The study also found that 65% of advisers would feel uncomfortable or very uncomfortable telling a terminally ill client that they could not claim until their doctor had confirmed their life expectancy was less than 12 months.
Less than a third (32%) said they would feel comfortable or wouldn’t mind.
Most advisers (67%) didn’t realise that so many life insurance claims were for terminal illness.
When told that terminal illness claims account for 20-25% of the industry’s life insurance claims, 67% said this was higher or much higher than they thought.
Only a quarter said this was in line with their expectations and 6% said this was lower than they thought.
Standard industry practice currently is for life insurance policies with a terminal illness definition to pay out when they have evidence that the claimant has less than 12 months to live.
Of the 553 advisers surveyed, 91 said they’d had clients who’d made a terminal illness claim.
Of these 13% said the claim had been declined because they did not yet have evidence that the client had less than 12 months to live.
Guardian’s survey found that 79% of advisers said their clients would be willing to pay more for a proposition with a terminal illness definition that paid out on diagnosis rather than life expectancy, with 80% saying they thought their clients would pay up to 10% more.

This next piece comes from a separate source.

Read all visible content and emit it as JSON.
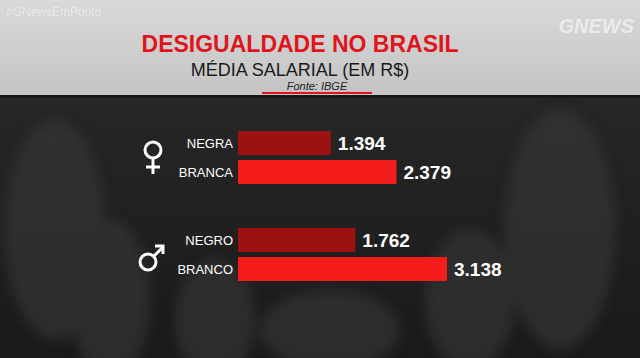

Katya MacLean, chief executive at Guardian, said: “The terminal illness definition is a valuable feature of life insurance, but given its nature, is not without challenges for the industry.
“It’s difficult for the medical profession to predict life expectancy with certainty.
“This causes an obvious problem if we’re using life expectancy as the criteria for a terminal illness payout.
“What it means in practice is some terminal illness claims are declined, at least initially, as the insurer has to say the claimant is ‘not yet ill enough to claim’ despite their terminal diagnosis.
“This discrepancy between the claimant’s expectations and the reality of claim is not good for the industry.
“This research shows advisers feel the same.
“At Guardian we designed our definition differently.
“We know that most terminal illness claims are for incurable stage 4 cancer. So, we’ve widened our terminal illness definition to pay out on diagnosis and not on life expectancy.
“Some could say this widening of the terminal illness definition crosses too far into critical illness.
“However, we’d argue it doesn’t.
“Terminal illness is designed to accelerate the death payout in certain cases so we can better meet customer needs.
“For us, the standard definition was not working in the way we think customers expect it to.
“So we’ve structured it in a different way that’s more in tune with client needs and better aligned with medical practices.”